El primer cuento que entró en mi casa fue Gustavito tenía un centavito, enviado desde Venezuela por uno de mis parientes allí. Se fueron, uno a uno, uno tras otro, en los años cincuenta de la miseria en España, y particularmente en mi tierra de Tenerife, en mi pueblo, el Puerto de la Cruz, y en mi barrio, la calle Nueva, en La Asomada.

A algunos de aquellos parientes los escuché en la madrugada rebuscar entre papeles que les buscaba mi madre; con esos papeles abordaban barcos misteriosos de los que nunca supe nombres ni destinos, pero florecía luego en las cartas que mi madre recibía la palabra Guaira como la expresión de un milagro.

Llegaban a La Guaira, el puerto de Caracas, y de inmediato se ponían a trabajar. Algunos hicieron dinero y otros no, alguno volvió, como mi querido tío Domingo, quien jamás perdonó que en una dedicatoria yo no le pusiera "tío Domingo". Él era así, locuaz y maravilloso, lleno de sueños (también de sueños políticos) y me parece también que es el tío al que más quise y, creo, que a pesar de todo aquello de la dedicatoria fue el que más aprecio me tuvo.

Domingo vino a quedarse y otros vinieron de vez en cuando. Una de las veces que vino mi tío Tomás, que era sereno y modesto, que no alardeaba, como otros tíos, de lo que había ganado o ganaba en Venezuela, fue por mi casa; era muy cariñoso con mi madre, su cuñada, y con ella tenía largas conversaciones que los hacían muy felices a los dos. Me acuerdo mucho de aquella relación profundamente afectiva y generosa, muy querida para ambos. Uno de esos días que visitó la casa se fue al patio en el que mi madre y mis hermanas siempre cuidaron tanto los helechos. Desde allí recuerdo cómo Tomás miró hacia adentro de la cocina. Mi madre, como la mayor parte de las personas que vivían en las casas del barrio, cocinaba con petróleo. Yo mismo fui muchas veces, de niño, a comprar el petróleo a una tienda viejísima, la de Otilia, siempre dispuesta a despachar.

La cocina de la casa, naturalmente, tenía las paredes negras del humo del petróleo. Y aquella negrura le debió impresionar a Tomás, acostumbrado seguramente a cocinas más modernas en Caracas o en Maracaibo.
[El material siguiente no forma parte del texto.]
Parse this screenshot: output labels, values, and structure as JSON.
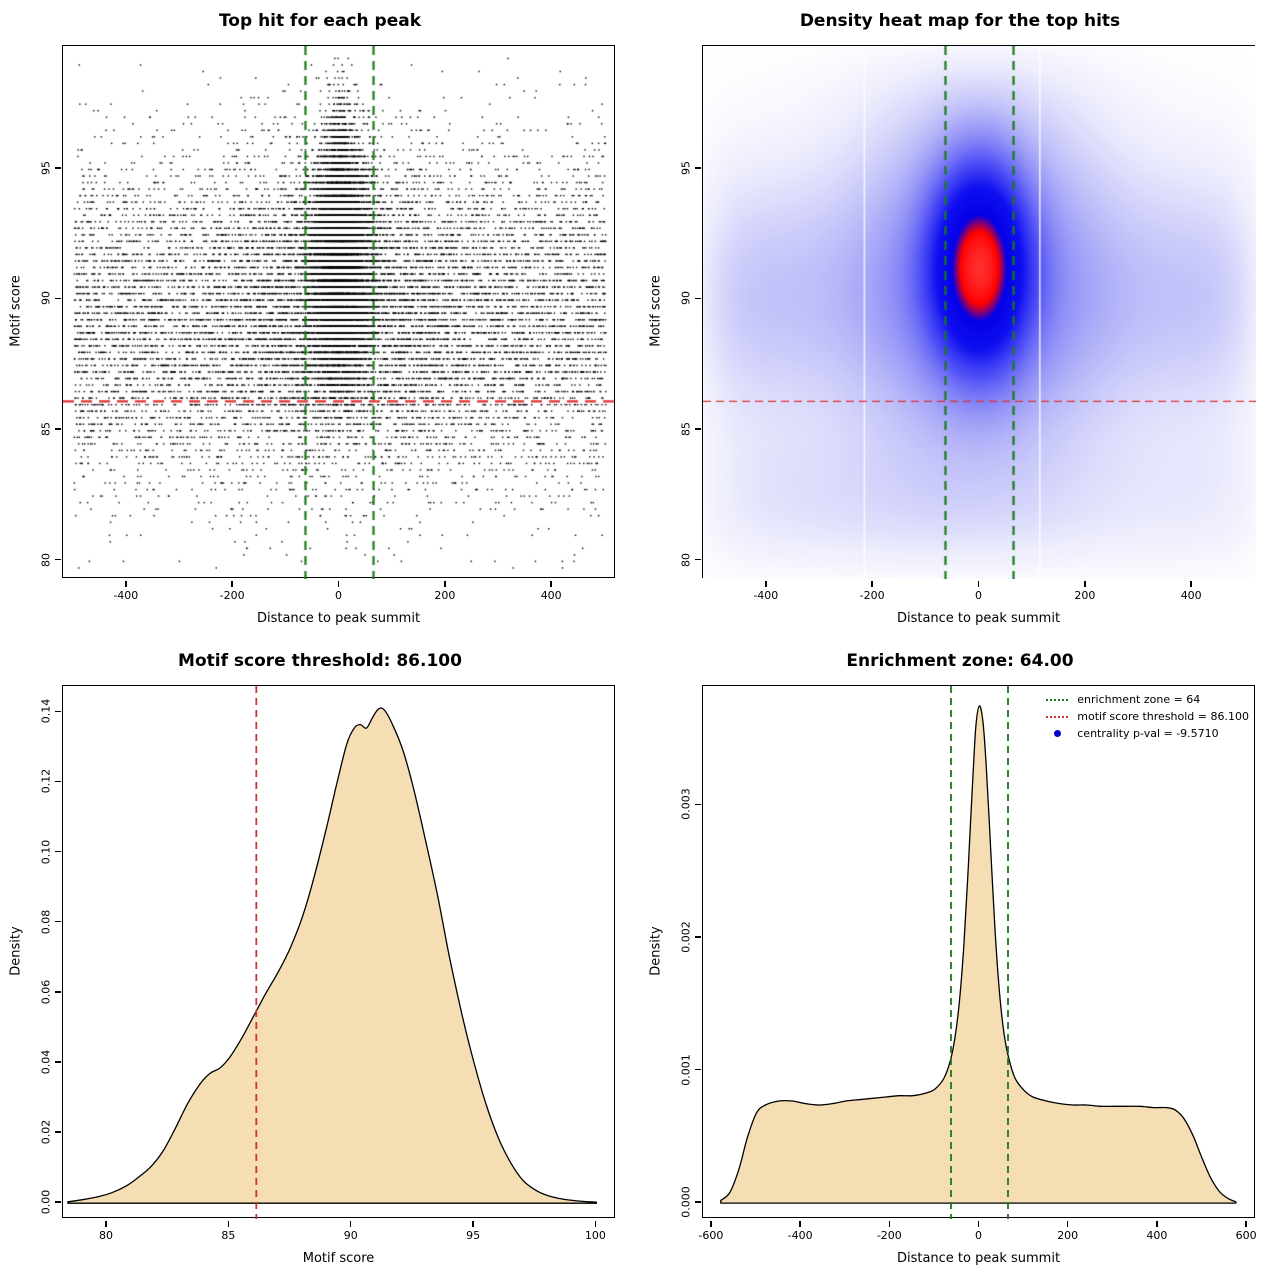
{
  "figure": {
    "background": "#ffffff"
  },
  "chart_data": [
    {
      "id": "top-hits-scatter",
      "type": "scatter",
      "title": "Top hit for each peak",
      "xlabel": "Distance to peak summit",
      "ylabel": "Motif score",
      "xlim": [
        -520,
        520
      ],
      "ylim": [
        79.3,
        99.7
      ],
      "x_ticks": [
        {
          "v": -400,
          "label": "-400"
        },
        {
          "v": -200,
          "label": "-200"
        },
        {
          "v": 0,
          "label": "0"
        },
        {
          "v": 200,
          "label": "200"
        },
        {
          "v": 400,
          "label": "400"
        }
      ],
      "y_ticks": [
        {
          "v": 80,
          "label": "80"
        },
        {
          "v": 85,
          "label": "85"
        },
        {
          "v": 90,
          "label": "90"
        },
        {
          "v": 95,
          "label": "95"
        }
      ],
      "point_color": "#000000",
      "point_model": {
        "n_points": 22000,
        "y_quantization": 0.25,
        "x_range": [
          -500,
          500
        ],
        "y_range": [
          79.6,
          99.4
        ],
        "components": [
          {
            "weight": 0.44,
            "x": {
              "dist": "uniform",
              "a": -500,
              "b": 500
            },
            "y": {
              "dist": "normal",
              "m": 89.2,
              "s": 3.2
            }
          },
          {
            "weight": 0.14,
            "x": {
              "dist": "normal",
              "m": 0,
              "s": 125
            },
            "y": {
              "dist": "normal",
              "m": 90.2,
              "s": 2.9
            }
          },
          {
            "weight": 0.38,
            "x": {
              "dist": "normal",
              "m": 0,
              "s": 27
            },
            "y": {
              "dist": "normal",
              "m": 91.2,
              "s": 2.2
            }
          },
          {
            "weight": 0.04,
            "x": {
              "dist": "normal",
              "m": 0,
              "s": 13
            },
            "y": {
              "dist": "normal",
              "m": 94.5,
              "s": 2.0
            }
          }
        ]
      },
      "annotations": {
        "hline": {
          "y": 86.1,
          "color": "#e03131",
          "style": "dashed"
        },
        "vlines": {
          "x": [
            -64,
            64
          ],
          "color": "#1a7a1a",
          "style": "dashed"
        }
      }
    },
    {
      "id": "top-hits-heatmap",
      "type": "heatmap",
      "title": "Density heat map for the top hits",
      "xlabel": "Distance to peak summit",
      "ylabel": "Motif score",
      "xlim": [
        -520,
        520
      ],
      "ylim": [
        79.3,
        99.7
      ],
      "x_ticks": [
        {
          "v": -400,
          "label": "-400"
        },
        {
          "v": -200,
          "label": "-200"
        },
        {
          "v": 0,
          "label": "0"
        },
        {
          "v": 200,
          "label": "200"
        },
        {
          "v": 400,
          "label": "400"
        }
      ],
      "y_ticks": [
        {
          "v": 80,
          "label": "80"
        },
        {
          "v": 85,
          "label": "85"
        },
        {
          "v": 90,
          "label": "90"
        },
        {
          "v": 95,
          "label": "95"
        }
      ],
      "density_model": {
        "center": {
          "w": 1.0,
          "cx": 0,
          "sx": 58,
          "cy": 91.3,
          "sy": 2.4
        },
        "halo": {
          "w": 0.2,
          "cx": 0,
          "sx": 150,
          "cy": 91.0,
          "sy": 4.6
        },
        "band": {
          "w": 0.12,
          "cy": 90.1,
          "sy": 3.1,
          "wave_period": 85,
          "wave_amp": 0.22,
          "wave_phase": 0
        },
        "bottom_band": {
          "w": 0.05,
          "cy": 82.3,
          "sy": 2.1,
          "wave_period": 160,
          "wave_amp": 0.35,
          "wave_phase": 1.2
        }
      },
      "gamma": 0.75,
      "colormap": [
        [
          0,
          255,
          255,
          255
        ],
        [
          0.06,
          236,
          236,
          253
        ],
        [
          0.2,
          173,
          173,
          248
        ],
        [
          0.42,
          80,
          80,
          246
        ],
        [
          0.6,
          15,
          15,
          240
        ],
        [
          0.8,
          5,
          0,
          232
        ],
        [
          0.9,
          255,
          0,
          0
        ],
        [
          1,
          255,
          45,
          45
        ]
      ],
      "white_stripes_x": [
        -218,
        112
      ],
      "annotations": {
        "hline": {
          "y": 86.1,
          "color": "#e03131",
          "style": "dashed"
        },
        "vlines": {
          "x": [
            -64,
            64
          ],
          "color": "#1a7a1a",
          "style": "dashed"
        }
      }
    },
    {
      "id": "motif-score-density",
      "type": "area",
      "title": "Motif score threshold: 86.100",
      "xlabel": "Motif score",
      "ylabel": "Density",
      "xlim": [
        78.2,
        100.8
      ],
      "ylim": [
        -0.0045,
        0.1475
      ],
      "x_ticks": [
        {
          "v": 80,
          "label": "80"
        },
        {
          "v": 85,
          "label": "85"
        },
        {
          "v": 90,
          "label": "90"
        },
        {
          "v": 95,
          "label": "95"
        },
        {
          "v": 100,
          "label": "100"
        }
      ],
      "y_ticks": [
        {
          "v": 0.0,
          "label": "0.00"
        },
        {
          "v": 0.02,
          "label": "0.02"
        },
        {
          "v": 0.04,
          "label": "0.04"
        },
        {
          "v": 0.06,
          "label": "0.06"
        },
        {
          "v": 0.08,
          "label": "0.08"
        },
        {
          "v": 0.1,
          "label": "0.10"
        },
        {
          "v": 0.12,
          "label": "0.12"
        },
        {
          "v": 0.14,
          "label": "0.14"
        }
      ],
      "fill": "#f5deb3",
      "curve": {
        "x": [
          78.4,
          79.0,
          79.6,
          80.2,
          80.8,
          81.3,
          81.8,
          82.3,
          82.8,
          83.3,
          83.8,
          84.2,
          84.6,
          85.0,
          85.5,
          86.0,
          86.5,
          87.0,
          87.5,
          88.0,
          88.5,
          89.0,
          89.4,
          89.8,
          90.1,
          90.35,
          90.6,
          90.85,
          91.1,
          91.35,
          91.7,
          92.1,
          92.5,
          93.0,
          93.5,
          94.0,
          94.5,
          95.0,
          95.5,
          96.0,
          96.5,
          97.0,
          97.5,
          98.0,
          98.6,
          99.3,
          100.0
        ],
        "y": [
          0.0004,
          0.001,
          0.0018,
          0.003,
          0.005,
          0.0075,
          0.0105,
          0.015,
          0.0215,
          0.0285,
          0.034,
          0.037,
          0.0385,
          0.0415,
          0.047,
          0.0535,
          0.06,
          0.066,
          0.073,
          0.082,
          0.094,
          0.108,
          0.12,
          0.131,
          0.1355,
          0.1365,
          0.1355,
          0.1385,
          0.141,
          0.1405,
          0.136,
          0.129,
          0.119,
          0.104,
          0.088,
          0.07,
          0.054,
          0.04,
          0.028,
          0.0185,
          0.0115,
          0.0065,
          0.0038,
          0.0022,
          0.0012,
          0.0006,
          0.0003
        ]
      },
      "annotations": {
        "vlines": {
          "x": [
            86.1
          ],
          "color": "#cc3333",
          "style": "dashed"
        }
      }
    },
    {
      "id": "enrichment-zone-density",
      "type": "area",
      "title": "Enrichment zone: 64.00",
      "xlabel": "Distance to peak summit",
      "ylabel": "Density",
      "xlim": [
        -620,
        620
      ],
      "ylim": [
        -0.00012,
        0.0039
      ],
      "x_ticks": [
        {
          "v": -600,
          "label": "-600"
        },
        {
          "v": -400,
          "label": "-400"
        },
        {
          "v": -200,
          "label": "-200"
        },
        {
          "v": 0,
          "label": "0"
        },
        {
          "v": 200,
          "label": "200"
        },
        {
          "v": 400,
          "label": "400"
        },
        {
          "v": 600,
          "label": "600"
        }
      ],
      "y_ticks": [
        {
          "v": 0.0,
          "label": "0.000"
        },
        {
          "v": 0.001,
          "label": "0.001"
        },
        {
          "v": 0.002,
          "label": "0.002"
        },
        {
          "v": 0.003,
          "label": "0.003"
        }
      ],
      "fill": "#f5deb3",
      "curve": {
        "x": [
          -580,
          -560,
          -540,
          -520,
          -500,
          -480,
          -450,
          -420,
          -390,
          -360,
          -330,
          -300,
          -270,
          -240,
          -210,
          -180,
          -150,
          -120,
          -100,
          -80,
          -65,
          -55,
          -45,
          -35,
          -25,
          -15,
          -8,
          0,
          8,
          15,
          25,
          35,
          45,
          55,
          65,
          80,
          100,
          120,
          150,
          180,
          210,
          240,
          270,
          300,
          330,
          360,
          390,
          420,
          440,
          460,
          480,
          500,
          520,
          540,
          560,
          575
        ],
        "y": [
          2e-05,
          8e-05,
          0.00025,
          0.0005,
          0.00068,
          0.00074,
          0.00077,
          0.00077,
          0.00075,
          0.00074,
          0.00075,
          0.00077,
          0.00078,
          0.00079,
          0.0008,
          0.00081,
          0.00081,
          0.00083,
          0.00086,
          0.00094,
          0.00108,
          0.00125,
          0.00152,
          0.00195,
          0.00255,
          0.0032,
          0.0036,
          0.00375,
          0.00362,
          0.0033,
          0.00268,
          0.00205,
          0.00158,
          0.00128,
          0.0011,
          0.00094,
          0.00085,
          0.0008,
          0.00077,
          0.00075,
          0.00074,
          0.00074,
          0.00073,
          0.00073,
          0.00073,
          0.00073,
          0.00072,
          0.00072,
          0.0007,
          0.00063,
          0.0005,
          0.00033,
          0.00018,
          8e-05,
          3e-05,
          1e-05
        ]
      },
      "annotations": {
        "vlines": {
          "x": [
            -64,
            64
          ],
          "color": "#1a7a1a",
          "style": "dashed"
        }
      },
      "legend": [
        {
          "label": "enrichment zone = 64",
          "marker": "dotted-line",
          "color": "#1a7a1a"
        },
        {
          "label": "motif score threshold = 86.100",
          "marker": "dotted-line",
          "color": "#cc3333"
        },
        {
          "label": "centrality p-val = -9.5710",
          "marker": "point",
          "color": "#0000cc"
        }
      ]
    }
  ]
}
Así que miró hacia adentro y luego se fue por el pasillo de la casa, hasta la calle, despidiéndose con aquella voz cariñosa y tan isleña que había conservado en Venezuela.

Al día siguiente de esa visita, aquel hombre modesto y generoso tuvo un gesto que cambió por completo los olores de la casa y el color de la cocina. Él no lo había anunciado, pues no alardeaba ni de su generosidad ni de su probable fortuna. Lo cierto es que hizo enviar a mi casa la primera cocina de gas que hubo en aquel cuarto, donde aún se cocina y se recibe a la gente (entre ellos estoy ahora yo) que viene de fuera.

Ese gesto de Tomás, aquel cuento que también vino de Venezuela, la frecuencia con que las mujeres me pedían que yo les escribiera sus cartas a los maridos ausentes en Venezuela, y las noticias pequeñas y grandes, alegres o muy difíciles, que han venido y vienen de aquel país generoso, feliz y sufriente me han tenido siempre pendiente de Venezuela como si fuera mi país también, el lugar desde el que recibimos, aparte de ayudas materiales, la sensación de que nuestra familia nunca se había disgregado; gracias a mi madre, sobre todo, era una familia que vivía en la misma casa viviendo todos en lugares distantes del globo. Mi madre me dijo una vez: "Ya que vas a México, date un salto a Venezuela a ver a tus tíos". Ella los sentía al lado.

Aprendí muchas cosas de Venezuela. Entre otras cosas que aprendí había un joropo, que me sé de memoria. "Si no me dan de beber, voy a tirar la comida, porque yo sin la bebida no siento ningún placer". Estos días amargos, en que deseo para Venezuela libertad y paciencia para obtenerla, y paz y sobre todo alegría para disfrutarla, Venezuela está como nunca en el corazón. Y a los que luchan y a los que necesitan ayuda y afecto quería con estas líneas enviarles este joropo y mi amor por Venezuela.